The move follows the suspension of the official Badger Edge Vaccination Scheme in England early last year in response to a worldwide shortage of the BCG vaccine.
Wales suspended its vaccination programme at the end of 2015.
But these Wildlife Trusts have now secured a new supply of vaccine, having obtained permission from the Veterinary Medicines Directorate to import the InterVax TB vaccine from a Canadian company operating in Bulgaria.
Derbyshire Wildlife Trust says it has secured 200 doses and so far 30 badgers have been vaccinated, including 12 cubs, in the northern Peak District.
“We have checked with the World Health Organisation, which has confirmed there is no longer a supply issue with BCG vaccine for humans,” said Derbyshire Wildlife Trust’s living landscapes manager, Tim Birch.
Meanwhile, Nottinghamshire Wildlife Trust has surveyed 60 farms covering 50sq km and traps have been placed around 20 active setts.
Berkshire, Buckinghamshire and Oxfordshire Wildlife Trust is also trapping and vaccinating in a 15km sq area around Greenham Common in West Berkshire.
The Wildlife Trusts – of which there are 47 – say they are fundamentally opposed to culling badgers as a means of TB control, believing it can make the spread of the disease worse.
They also say vaccination is cheaper than culling, since they use a volunteer workforce, and they believe the policy is comprehensive.
“Having monitored setts using camera tracking, we are confident we have an accurate picture of the badger population, so know we have achieved 80% coverage in the setts we have trapped and vaccinated,” said Mr Birch.
Despite having opposing views on culling, the Wildlife Trusts have worked closely with the NFU and Country Land and Business Association to encourage farmer buy-in to vaccination.
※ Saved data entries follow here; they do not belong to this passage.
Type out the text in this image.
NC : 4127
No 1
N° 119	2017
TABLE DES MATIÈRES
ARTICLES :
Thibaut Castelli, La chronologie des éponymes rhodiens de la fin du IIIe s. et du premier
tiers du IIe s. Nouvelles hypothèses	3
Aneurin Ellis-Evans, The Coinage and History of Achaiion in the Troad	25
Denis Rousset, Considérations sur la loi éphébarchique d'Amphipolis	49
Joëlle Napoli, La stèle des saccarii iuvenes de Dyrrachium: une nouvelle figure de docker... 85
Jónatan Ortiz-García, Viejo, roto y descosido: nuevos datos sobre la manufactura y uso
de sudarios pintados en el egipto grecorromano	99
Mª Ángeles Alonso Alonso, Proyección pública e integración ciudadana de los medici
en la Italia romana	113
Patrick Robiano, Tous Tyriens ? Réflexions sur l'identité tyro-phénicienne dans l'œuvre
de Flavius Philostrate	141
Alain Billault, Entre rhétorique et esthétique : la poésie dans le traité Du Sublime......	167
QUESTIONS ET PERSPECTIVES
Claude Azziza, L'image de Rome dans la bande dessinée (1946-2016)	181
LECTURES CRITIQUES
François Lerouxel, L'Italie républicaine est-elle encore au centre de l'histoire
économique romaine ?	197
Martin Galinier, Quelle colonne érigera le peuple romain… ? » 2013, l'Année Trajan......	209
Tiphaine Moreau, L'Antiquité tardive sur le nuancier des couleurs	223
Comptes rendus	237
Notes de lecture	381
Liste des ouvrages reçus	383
“Vaccination is definitely part of the tool box in certain areas and it is good that we are able to collaborate with wildlife groups,” said NFU chief animal health adviser Catherine McLaughlin.
“But in places where we have large numbers of diseased badgers and cattle, we need a more holistic approach to eradicate the disease, and that means culling.”
Badger Edge Vaccination Scheme (BEVS)
Launched in 2014, the BEVS scheme was designed to co-ordinate the activities of different groups, including Wildlife Trusts, to create a buffer zone of healthy badgers in edge areas to help curb the spread of TB in cattle.
The scheme paid 50% of the cost of vaccinating, including providing expert advice and traps, and paid for the vaccine in full.
More than 1,330 badgers across 3,000ha were vaccinated before the BEVS scheme was suspended.
Defra plans to relaunch the vaccination programme, to be called BEVS2. A stakeholder meeting is scheduled for 17 July to discuss best practice and prepare for the roll out of vaccination more widely in 2018.